Caroline had always been a talented sketcher of people and places, and so was Talbot’s wife, Constance, though Talbot was not: he himself has recorded that this tour inspired the research which resulted within a few years in his photographic method.
Amélina’s return to Hopwood in May 1834 was enlivened by Mary Hopwood’s marriage to Lord Molyneux, Lord Sefton’s heir, in July.
When she returned to Paris the following year, and finished the fifteenth volume of her Journal, it seems that Amélina feared her connection with Lacock and the Feilding family might be at an end.

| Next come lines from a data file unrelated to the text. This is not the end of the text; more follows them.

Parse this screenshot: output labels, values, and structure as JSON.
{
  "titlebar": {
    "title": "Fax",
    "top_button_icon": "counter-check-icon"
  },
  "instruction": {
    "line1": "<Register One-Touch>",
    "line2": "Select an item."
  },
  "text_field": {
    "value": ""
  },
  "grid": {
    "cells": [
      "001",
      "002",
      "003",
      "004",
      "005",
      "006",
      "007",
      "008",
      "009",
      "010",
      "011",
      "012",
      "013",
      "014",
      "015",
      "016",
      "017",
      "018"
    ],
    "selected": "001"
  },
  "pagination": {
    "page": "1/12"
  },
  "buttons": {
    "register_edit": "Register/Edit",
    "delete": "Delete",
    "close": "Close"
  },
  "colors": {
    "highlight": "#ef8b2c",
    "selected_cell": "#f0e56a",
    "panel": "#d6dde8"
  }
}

In fact she was to be intimately involved with Fox Talbot’s family for most of the rest of her life, as his business agent in Paris when he began to market his photographic method (follow this link to see a letter from Fox Talbot to Amélina), and then at Lacock as companion to his wife and children, until she died there, an honoured member of the household, in 1876, and was buried in Lacock churchyard in the Talbot family grave.

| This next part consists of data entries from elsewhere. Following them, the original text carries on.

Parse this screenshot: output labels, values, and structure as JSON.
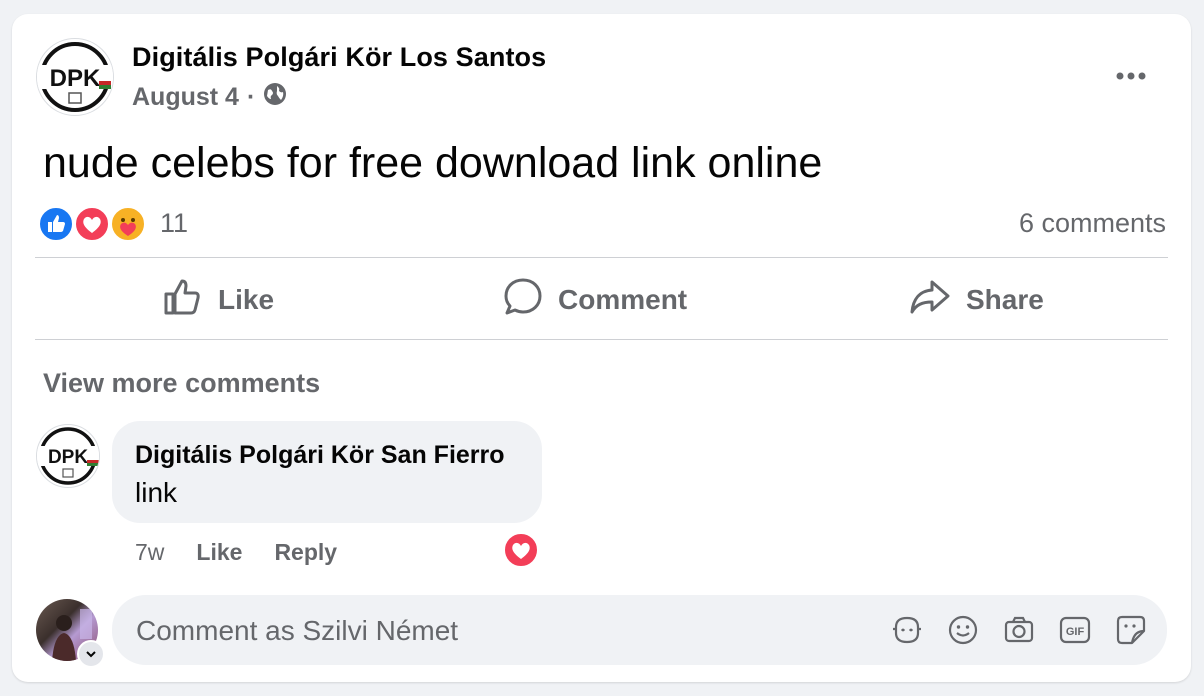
{
  "post": {
    "page_name": "Digitális Polgári Kör Los Santos",
    "date": "August 4",
    "separator": "·",
    "text": "nude celebs for free download link online",
    "avatar_initials": "DPK",
    "reaction_count": "11",
    "comments_count": "6 comments",
    "reactions": [
      "like-icon",
      "love-icon",
      "care-icon"
    ]
  },
  "actions": {
    "like": "Like",
    "comment": "Comment",
    "share": "Share"
  },
  "comments_section": {
    "view_more": "View more comments",
    "items": [
      {
        "author": "Digitális Polgári Kör San Fierro",
        "avatar_initials": "DPK",
        "text": "link",
        "time": "7w",
        "like": "Like",
        "reply": "Reply",
        "reaction": "love-icon"
      }
    ]
  },
  "composer": {
    "placeholder": "Comment as Szilvi Német",
    "tools": [
      "avatar-sticker-icon",
      "emoji-icon",
      "camera-icon",
      "gif-icon",
      "sticker-icon"
    ]
  },
  "colors": {
    "like_blue": "#1877f2",
    "love_red": "#f33e58",
    "secondary_text": "#65676b",
    "bubble_bg": "#f0f2f5"
  }
}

Amélina is mentioned in Mathilda Talbot's book My Life and Lacock Abbey (George Allen and Unwin, 1956). Mathilda, the grand-daughter of Henry Fox Talbot, saw her only once, when a child, but she gives a vivid description of her as an old lady living in Lacock Abbey. She was known to the children as Lalla, while her friends called her Mamie or Amandier. Mathilda remembers her sitting in the Upper East Bedroom: "I remember her in the armchair, with a soft white wrap round her shoulders [...] I noticed her bright dark eyes and wavy white hair. [...] Mme Petit was a woman of many interests, deep religious convictions and great breadth of view [...] she had a fine voice and played both the piano and the harp [...] She spoke Italian as well as her native French, and she also spoke German."